When the youthful narrator of Claire Keegan’s newly re-released novella describes the moment that Dave Kinsella, her temporary foster father, ‘puts his arms around me and gathers me into them as though I were his’, the interaction is made more poignant by the girl’s previous realisation that ‘my father has never once held my hand’. The question, therefore, is: in a situation where one man provides paternal care, another only genes, who deserves the appellation ‘father’? To whom and with whom do we, and should we, belong?

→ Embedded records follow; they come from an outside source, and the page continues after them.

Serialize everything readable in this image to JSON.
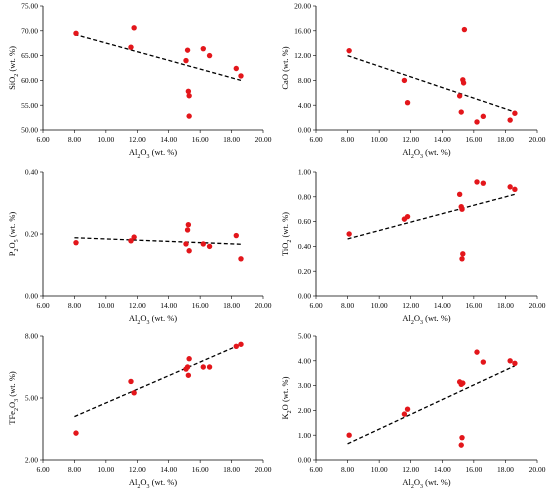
{
  "colors": {
    "point": "#e3161b",
    "axis": "#000000",
    "trend": "#000000"
  },
  "chart_data": [
    {
      "type": "scatter",
      "xlabel_parts": [
        "Al",
        "2",
        "O",
        "3",
        " (wt. %)"
      ],
      "ylabel_parts": [
        "SiO",
        "2",
        " (wt. %)"
      ],
      "xlim": [
        6,
        20
      ],
      "ylim": [
        50,
        75
      ],
      "x_ticks": [
        6,
        8,
        10,
        12,
        14,
        16,
        18,
        20
      ],
      "x_tick_labels": [
        "6.00",
        "8.00",
        "10.00",
        "12.00",
        "14.00",
        "16.00",
        "18.00",
        "20.00"
      ],
      "y_ticks": [
        50,
        55,
        60,
        65,
        70,
        75
      ],
      "y_tick_labels": [
        "50.00",
        "55.00",
        "60.00",
        "65.00",
        "70.00",
        "75.00"
      ],
      "grid": false,
      "points": [
        {
          "x": 8.1,
          "y": 69.5
        },
        {
          "x": 11.6,
          "y": 66.7
        },
        {
          "x": 11.8,
          "y": 70.6
        },
        {
          "x": 15.1,
          "y": 64.0
        },
        {
          "x": 15.2,
          "y": 66.1
        },
        {
          "x": 15.25,
          "y": 57.8
        },
        {
          "x": 15.3,
          "y": 56.9
        },
        {
          "x": 15.3,
          "y": 52.8
        },
        {
          "x": 16.2,
          "y": 66.4
        },
        {
          "x": 16.6,
          "y": 65.0
        },
        {
          "x": 18.3,
          "y": 62.4
        },
        {
          "x": 18.6,
          "y": 60.9
        }
      ],
      "trendline": {
        "x1": 8.0,
        "y1": 69.3,
        "x2": 18.6,
        "y2": 60.0
      }
    },
    {
      "type": "scatter",
      "xlabel_parts": [
        "Al",
        "2",
        "O",
        "3",
        " (wt. %)"
      ],
      "ylabel_parts": [
        "CaO (wt. %)"
      ],
      "xlim": [
        6,
        20
      ],
      "ylim": [
        0,
        20
      ],
      "x_ticks": [
        6,
        8,
        10,
        12,
        14,
        16,
        18,
        20
      ],
      "x_tick_labels": [
        "6.00",
        "8.00",
        "10.00",
        "12.00",
        "14.00",
        "16.00",
        "18.00",
        "20.00"
      ],
      "y_ticks": [
        0,
        4,
        8,
        12,
        16,
        20
      ],
      "y_tick_labels": [
        "0.00",
        "4.00",
        "8.00",
        "12.00",
        "16.00",
        "20.00"
      ],
      "grid": false,
      "points": [
        {
          "x": 8.1,
          "y": 12.8
        },
        {
          "x": 11.6,
          "y": 8.0
        },
        {
          "x": 11.8,
          "y": 4.4
        },
        {
          "x": 15.1,
          "y": 5.5
        },
        {
          "x": 15.2,
          "y": 2.9
        },
        {
          "x": 15.3,
          "y": 8.1
        },
        {
          "x": 15.35,
          "y": 7.6
        },
        {
          "x": 15.4,
          "y": 16.2
        },
        {
          "x": 16.2,
          "y": 1.3
        },
        {
          "x": 16.6,
          "y": 2.2
        },
        {
          "x": 18.3,
          "y": 1.6
        },
        {
          "x": 18.6,
          "y": 2.7
        }
      ],
      "trendline": {
        "x1": 8.0,
        "y1": 12.0,
        "x2": 18.6,
        "y2": 2.9
      }
    },
    {
      "type": "scatter",
      "xlabel_parts": [
        "Al",
        "2",
        "O",
        "3",
        " (wt. %)"
      ],
      "ylabel_parts": [
        "P",
        "2",
        "O",
        "5",
        " (wt. %)"
      ],
      "xlim": [
        6,
        20
      ],
      "ylim": [
        0,
        0.4
      ],
      "x_ticks": [
        6,
        8,
        10,
        12,
        14,
        16,
        18,
        20
      ],
      "x_tick_labels": [
        "6.00",
        "8.00",
        "10.00",
        "12.00",
        "14.00",
        "16.00",
        "18.00",
        "20.00"
      ],
      "y_ticks": [
        0,
        0.2,
        0.4
      ],
      "y_tick_labels": [
        "0.00",
        "0.20",
        "0.40"
      ],
      "grid": false,
      "points": [
        {
          "x": 8.1,
          "y": 0.172
        },
        {
          "x": 11.6,
          "y": 0.178
        },
        {
          "x": 11.8,
          "y": 0.19
        },
        {
          "x": 15.1,
          "y": 0.168
        },
        {
          "x": 15.2,
          "y": 0.213
        },
        {
          "x": 15.25,
          "y": 0.23
        },
        {
          "x": 15.3,
          "y": 0.146
        },
        {
          "x": 16.2,
          "y": 0.168
        },
        {
          "x": 16.6,
          "y": 0.16
        },
        {
          "x": 18.3,
          "y": 0.195
        },
        {
          "x": 18.6,
          "y": 0.12
        }
      ],
      "trendline": {
        "x1": 8.0,
        "y1": 0.188,
        "x2": 18.6,
        "y2": 0.167
      }
    },
    {
      "type": "scatter",
      "xlabel_parts": [
        "Al",
        "2",
        "O",
        "3",
        " (wt. %)"
      ],
      "ylabel_parts": [
        "TiO",
        "2",
        " (wt. %)"
      ],
      "xlim": [
        6,
        20
      ],
      "ylim": [
        0,
        1
      ],
      "x_ticks": [
        6,
        8,
        10,
        12,
        14,
        16,
        18,
        20
      ],
      "x_tick_labels": [
        "6.00",
        "8.00",
        "10.00",
        "12.00",
        "14.00",
        "16.00",
        "18.00",
        "20.00"
      ],
      "y_ticks": [
        0,
        0.2,
        0.4,
        0.6,
        0.8,
        1.0
      ],
      "y_tick_labels": [
        "0.00",
        "0.20",
        "0.40",
        "0.60",
        "0.80",
        "1.00"
      ],
      "grid": false,
      "points": [
        {
          "x": 8.1,
          "y": 0.5
        },
        {
          "x": 11.6,
          "y": 0.62
        },
        {
          "x": 11.8,
          "y": 0.64
        },
        {
          "x": 15.1,
          "y": 0.82
        },
        {
          "x": 15.2,
          "y": 0.72
        },
        {
          "x": 15.25,
          "y": 0.7
        },
        {
          "x": 15.3,
          "y": 0.34
        },
        {
          "x": 15.25,
          "y": 0.3
        },
        {
          "x": 16.2,
          "y": 0.92
        },
        {
          "x": 16.6,
          "y": 0.91
        },
        {
          "x": 18.3,
          "y": 0.88
        },
        {
          "x": 18.6,
          "y": 0.86
        }
      ],
      "trendline": {
        "x1": 8.0,
        "y1": 0.46,
        "x2": 18.6,
        "y2": 0.82
      }
    },
    {
      "type": "scatter",
      "xlabel_parts": [
        "Al",
        "2",
        "O",
        "3",
        " (wt. %)"
      ],
      "ylabel_parts": [
        "TFe",
        "2",
        "O",
        "3",
        " (wt. %)"
      ],
      "xlim": [
        6,
        20
      ],
      "ylim": [
        2,
        8
      ],
      "x_ticks": [
        6,
        8,
        10,
        12,
        14,
        16,
        18,
        20
      ],
      "x_tick_labels": [
        "6.00",
        "8.00",
        "10.00",
        "12.00",
        "14.00",
        "16.00",
        "18.00",
        "20.00"
      ],
      "y_ticks": [
        2,
        5,
        8
      ],
      "y_tick_labels": [
        "2.00",
        "5.00",
        "8.00"
      ],
      "grid": false,
      "points": [
        {
          "x": 8.1,
          "y": 3.3
        },
        {
          "x": 11.6,
          "y": 5.8
        },
        {
          "x": 11.8,
          "y": 5.25
        },
        {
          "x": 15.1,
          "y": 6.4
        },
        {
          "x": 15.2,
          "y": 6.5
        },
        {
          "x": 15.25,
          "y": 6.1
        },
        {
          "x": 15.3,
          "y": 6.9
        },
        {
          "x": 16.2,
          "y": 6.5
        },
        {
          "x": 16.6,
          "y": 6.5
        },
        {
          "x": 18.3,
          "y": 7.5
        },
        {
          "x": 18.6,
          "y": 7.6
        }
      ],
      "trendline": {
        "x1": 8.0,
        "y1": 4.1,
        "x2": 18.6,
        "y2": 7.6
      }
    },
    {
      "type": "scatter",
      "xlabel_parts": [
        "Al",
        "2",
        "O",
        "3",
        " (wt. %)"
      ],
      "ylabel_parts": [
        "K",
        "2",
        "O (wt. %)"
      ],
      "xlim": [
        6,
        20
      ],
      "ylim": [
        0,
        5
      ],
      "x_ticks": [
        6,
        8,
        10,
        12,
        14,
        16,
        18,
        20
      ],
      "x_tick_labels": [
        "6.00",
        "8.00",
        "10.00",
        "12.00",
        "14.00",
        "16.00",
        "18.00",
        "20.00"
      ],
      "y_ticks": [
        0,
        1,
        2,
        3,
        4,
        5
      ],
      "y_tick_labels": [
        "0.00",
        "1.00",
        "2.00",
        "3.00",
        "4.00",
        "5.00"
      ],
      "grid": false,
      "points": [
        {
          "x": 8.1,
          "y": 1.0
        },
        {
          "x": 11.6,
          "y": 1.85
        },
        {
          "x": 11.8,
          "y": 2.05
        },
        {
          "x": 15.1,
          "y": 3.15
        },
        {
          "x": 15.2,
          "y": 3.05
        },
        {
          "x": 15.3,
          "y": 3.1
        },
        {
          "x": 15.25,
          "y": 0.9
        },
        {
          "x": 15.2,
          "y": 0.6
        },
        {
          "x": 16.2,
          "y": 4.35
        },
        {
          "x": 16.6,
          "y": 3.95
        },
        {
          "x": 18.3,
          "y": 4.0
        },
        {
          "x": 18.6,
          "y": 3.9
        }
      ],
      "trendline": {
        "x1": 8.0,
        "y1": 0.65,
        "x2": 18.6,
        "y2": 3.8
      }
    }
  ]
}
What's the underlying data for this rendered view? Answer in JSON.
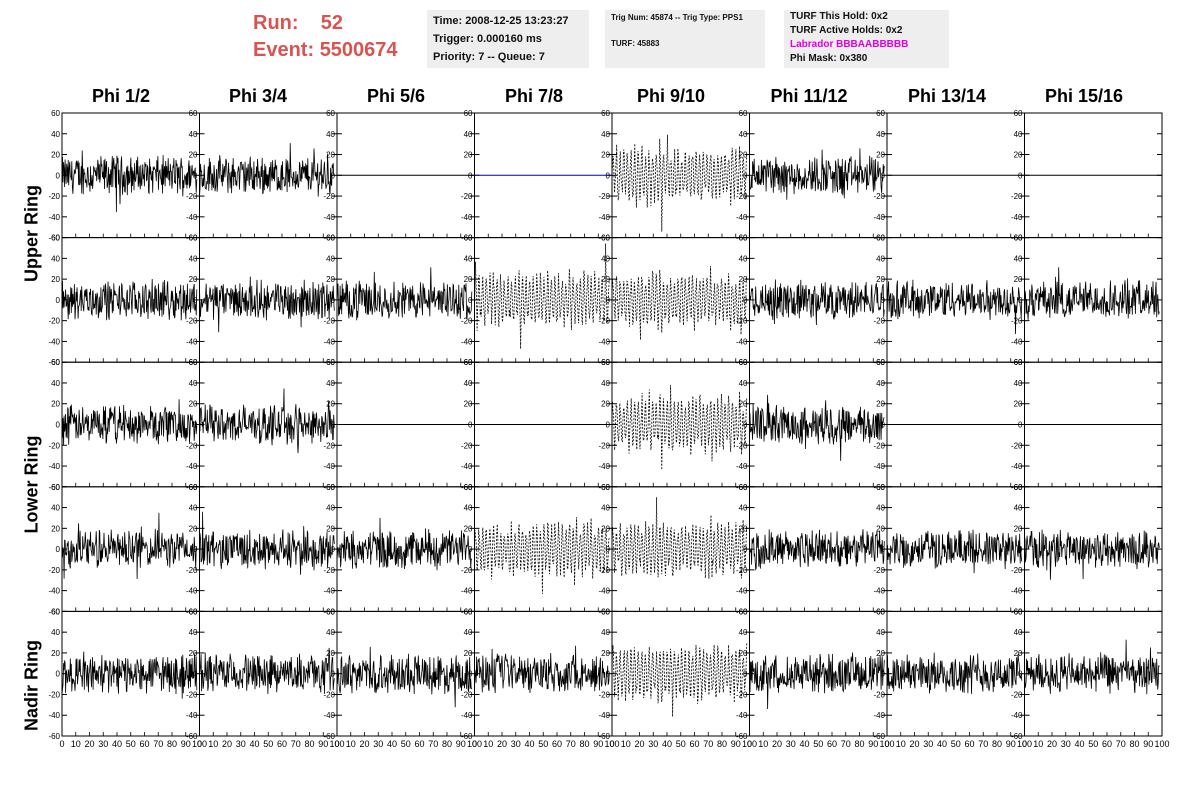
{
  "header": {
    "run_label": "Run:",
    "run_value": "52",
    "event_label": "Event:",
    "event_value": "5500674",
    "time": "Time: 2008-12-25 13:23:27",
    "trigger": "Trigger: 0.000160 ms",
    "priority": "Priority: 7 -- Queue: 7",
    "trig_num": "Trig Num: 45874 -- Trig Type: PPS1",
    "turf": "TURF: 45883",
    "turf_this_hold": "TURF This Hold: 0x2",
    "turf_active_holds": "TURF Active Holds: 0x2",
    "labrador": "Labrador BBBAABBBBB",
    "phi_mask": "Phi Mask: 0x380"
  },
  "colors": {
    "title_red": "#d9534f",
    "labrador_magenta": "#e000e0",
    "flat_blue": "#0000cc",
    "panel_bg": "#eeeeee"
  },
  "phi_headers": [
    "Phi 1/2",
    "Phi 3/4",
    "Phi 5/6",
    "Phi 7/8",
    "Phi 9/10",
    "Phi 11/12",
    "Phi 13/14",
    "Phi 15/16"
  ],
  "ring_labels": [
    "Upper Ring",
    "Lower Ring",
    "Nadir Ring"
  ],
  "chart_data": {
    "type": "line",
    "xlim": [
      0,
      100
    ],
    "ylim": [
      -60,
      60
    ],
    "ytick_labels": [
      "60",
      "40",
      "20",
      "0",
      "-20",
      "-40",
      "-60"
    ],
    "xtick_labels": [
      "0",
      "10",
      "20",
      "30",
      "40",
      "50",
      "60",
      "70",
      "80",
      "90",
      "100"
    ],
    "rows": 5,
    "cols": 8,
    "panel_styles": [
      [
        "noise",
        "noise",
        "flat",
        "flat_blue",
        "dashed",
        "noise",
        "flat",
        "flat"
      ],
      [
        "noise",
        "noise",
        "noise",
        "dashed",
        "dashed",
        "noise",
        "noise",
        "noise"
      ],
      [
        "noise",
        "noise",
        "flat",
        "flat",
        "dashed",
        "noise",
        "flat",
        "flat"
      ],
      [
        "noise",
        "noise",
        "noise",
        "dashed",
        "dashed",
        "noise",
        "noise",
        "noise"
      ],
      [
        "noise",
        "noise",
        "noise",
        "noise",
        "dashed",
        "noise",
        "noise",
        "noise"
      ]
    ]
  }
}
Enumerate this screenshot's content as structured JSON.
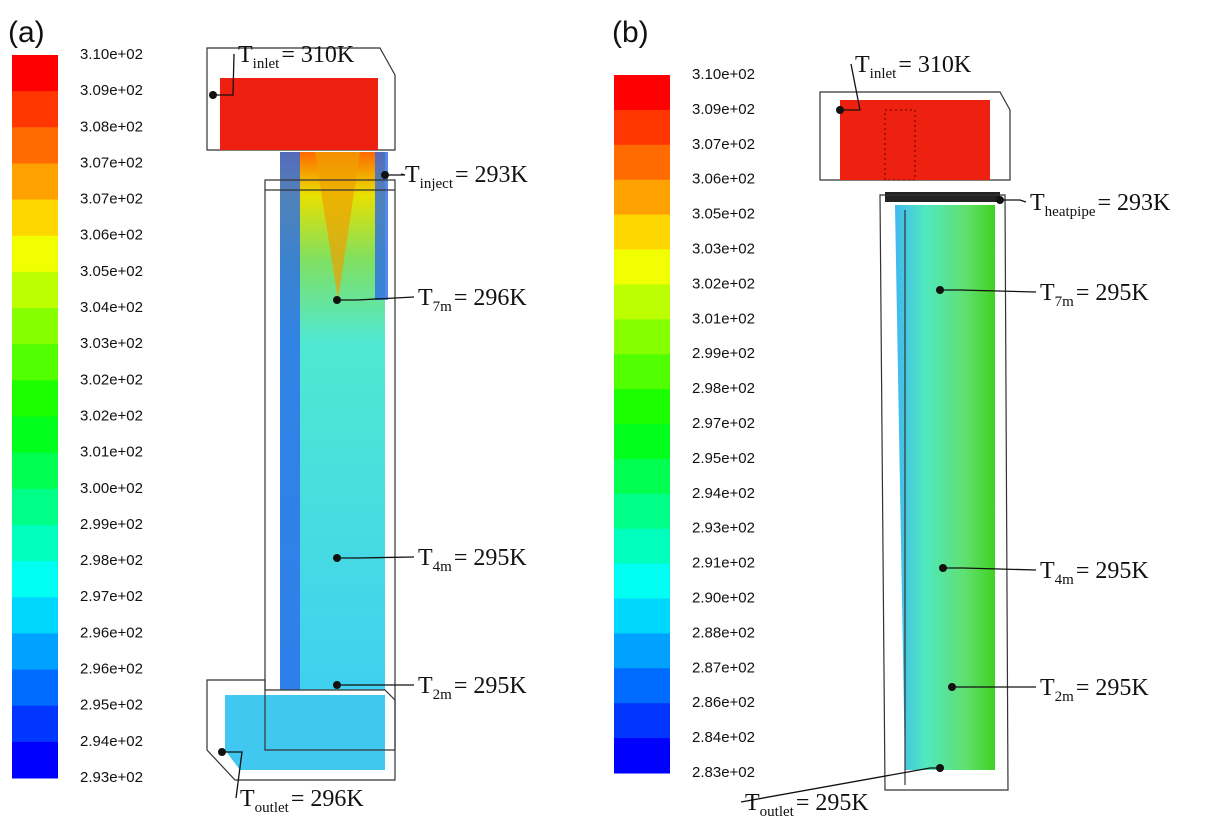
{
  "panels": [
    {
      "label": "(a)",
      "colorbar": [
        "3.10e+02",
        "3.09e+02",
        "3.08e+02",
        "3.07e+02",
        "3.07e+02",
        "3.06e+02",
        "3.05e+02",
        "3.04e+02",
        "3.03e+02",
        "3.02e+02",
        "3.02e+02",
        "3.01e+02",
        "3.00e+02",
        "2.99e+02",
        "2.98e+02",
        "2.97e+02",
        "2.96e+02",
        "2.96e+02",
        "2.95e+02",
        "2.94e+02",
        "2.93e+02"
      ],
      "annotations": [
        {
          "symbol": "T",
          "subscript": "inlet",
          "text": "= 310K"
        },
        {
          "symbol": "T",
          "subscript": "inject",
          "text": "= 293K"
        },
        {
          "symbol": "T",
          "subscript": "7m",
          "text": "= 296K"
        },
        {
          "symbol": "T",
          "subscript": "4m",
          "text": "= 295K"
        },
        {
          "symbol": "T",
          "subscript": "2m",
          "text": "= 295K"
        },
        {
          "symbol": "T",
          "subscript": "outlet",
          "text": "= 296K"
        }
      ]
    },
    {
      "label": "(b)",
      "colorbar": [
        "3.10e+02",
        "3.09e+02",
        "3.07e+02",
        "3.06e+02",
        "3.05e+02",
        "3.03e+02",
        "3.02e+02",
        "3.01e+02",
        "2.99e+02",
        "2.98e+02",
        "2.97e+02",
        "2.95e+02",
        "2.94e+02",
        "2.93e+02",
        "2.91e+02",
        "2.90e+02",
        "2.88e+02",
        "2.87e+02",
        "2.86e+02",
        "2.84e+02",
        "2.83e+02"
      ],
      "annotations": [
        {
          "symbol": "T",
          "subscript": "inlet",
          "text": "= 310K"
        },
        {
          "symbol": "T",
          "subscript": "heatpipe",
          "text": "= 293K"
        },
        {
          "symbol": "T",
          "subscript": "7m",
          "text": "= 295K"
        },
        {
          "symbol": "T",
          "subscript": "4m",
          "text": "= 295K"
        },
        {
          "symbol": "T",
          "subscript": "2m",
          "text": "= 295K"
        },
        {
          "symbol": "T",
          "subscript": "outlet",
          "text": "= 295K"
        }
      ]
    }
  ]
}
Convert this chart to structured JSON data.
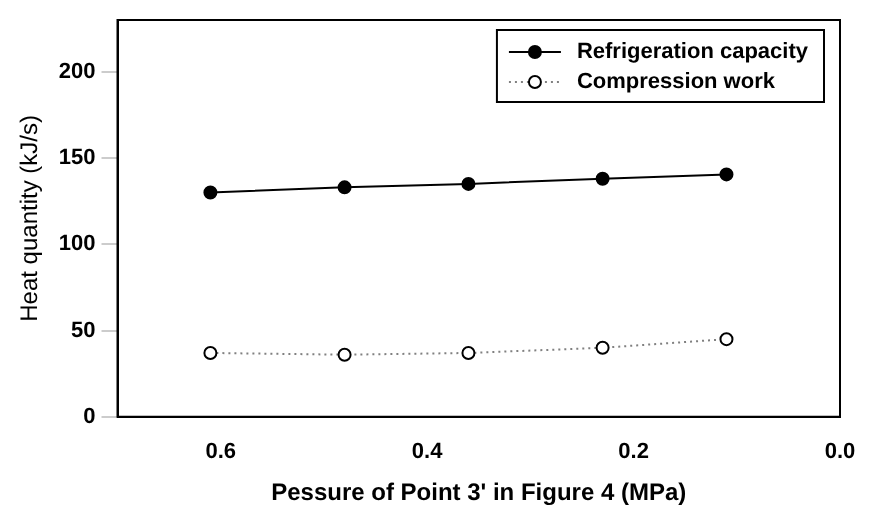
{
  "chart_data": {
    "type": "line",
    "xlabel": "Pessure of Point 3' in Figure 4 (MPa)",
    "ylabel": "Heat quantity (kJ/s)",
    "x": [
      0.61,
      0.48,
      0.36,
      0.23,
      0.11
    ],
    "series": [
      {
        "name": "Refrigeration capacity",
        "color": "#000000",
        "line_style": "solid",
        "values": [
          130,
          133,
          135,
          138,
          140.5
        ]
      },
      {
        "name": "Compression work",
        "color": "#808080",
        "line_style": "dotted",
        "values": [
          37,
          36,
          37,
          40,
          45
        ]
      }
    ],
    "xlim": [
      0.7,
      0.0
    ],
    "xticks": [
      {
        "value": 0.6,
        "label": "0.6"
      },
      {
        "value": 0.4,
        "label": "0.4"
      },
      {
        "value": 0.2,
        "label": "0.2"
      },
      {
        "value": 0,
        "label": "0.0"
      }
    ],
    "ylim": [
      0,
      230
    ],
    "yticks": [
      0,
      50,
      100,
      150,
      200
    ],
    "grid": false,
    "legend": "top right",
    "marker": "circle"
  }
}
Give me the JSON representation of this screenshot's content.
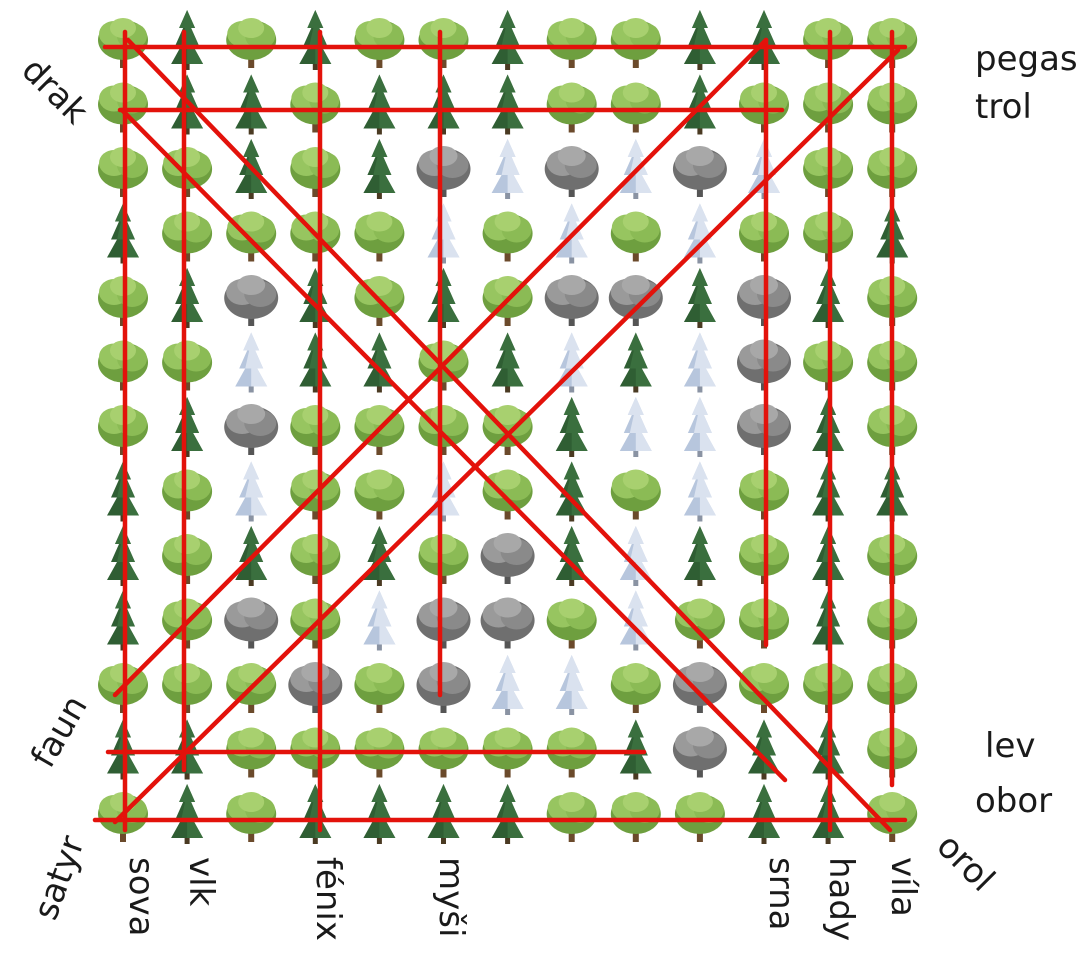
{
  "puzzle": {
    "grid": {
      "rows": 13,
      "cols": 13,
      "cells": [
        "dpdpddpddppdd",
        "dppdpppddpddd",
        "ddpdpbwbwbwdd",
        "pddddwdwdwddp",
        "dpgpdpdggpgpd",
        "ddwppdpwpwgdd",
        "dpgddddpwwgpd",
        "pdwddwdpdwdpp",
        "pdpdpdgpwpdpd",
        "pdgdwggdwddpd",
        "dddgdgwwdgddd",
        "ppddddddpgppd",
        "dpdppppdddppd"
      ]
    },
    "labels": {
      "left": [
        "drak",
        "faun",
        "satyr"
      ],
      "right": [
        "pegas",
        "trol",
        "lev",
        "obor",
        "orol"
      ],
      "bottom": [
        "sova",
        "vlk",
        "fénix",
        "myši",
        "srna",
        "hady",
        "víla"
      ]
    },
    "line_color": "#e3120b",
    "tree_colors": {
      "deciduous": "#8fbf5a",
      "pine": "#2f5e33",
      "gray_deciduous": "#8c8c8c",
      "snowy_pine": "#c6d3e6"
    }
  }
}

Belonging and becoming are at the heart of Keegan’s story about an unnamed girl being fostered by relatives she has only met when ‘in the pram’. On the day she is dropped off at the Kinsellas’ home, she feels herself ‘in a spot where I can neither be what I always am nor turn into what I could be’. As time unfolds, the reader is swept along by the efflorescence of the narrator through the relationship with her foster parents, who take the time to put the girl first, to provide her with basic experiences that swell with loving significance. Take, for example, the girl’s trip to the Kinsellas’ well, where she first sees herself ‘not as I was when I arrived’, and while holding Mrs Kinsella’s hand on the way back, has a moment of jarring bitter-sweetness that characterises the clash between the girl’s past and her present, and so characterises Keegan’s entire book: ‘I try to remember another time when I felt like this and am sad because I can’t remember a time and happy, too, because I cannot.’

The miracle of this tiny book is that the characters emerge with such force and generosity. Dave Kinsella, in particular, rises from the pages as a paragon of love’s dignity, from the boyish encouragement he provides for his foster-daughter’s gifts as a runner, to the words he utters to her shortly before the embrace with which this review opens: ‘You don’t ever have to say anything… Always remember that as a thing you need never do.’

As the narrator remarks of the Kinsellas’ farm, ‘this is a different type of house. Here there is room, and time to think.’ Once more, the bitter-sweetness comes from the fact that we wish that no such difference could be found, that all children were given these necessary, simple conditions. I am moved just revisiting the book to write this review, and I defy anybody to experience the ending of Foster – as you all should – without being touched by the realisation that biology is an inadequate tool to define family.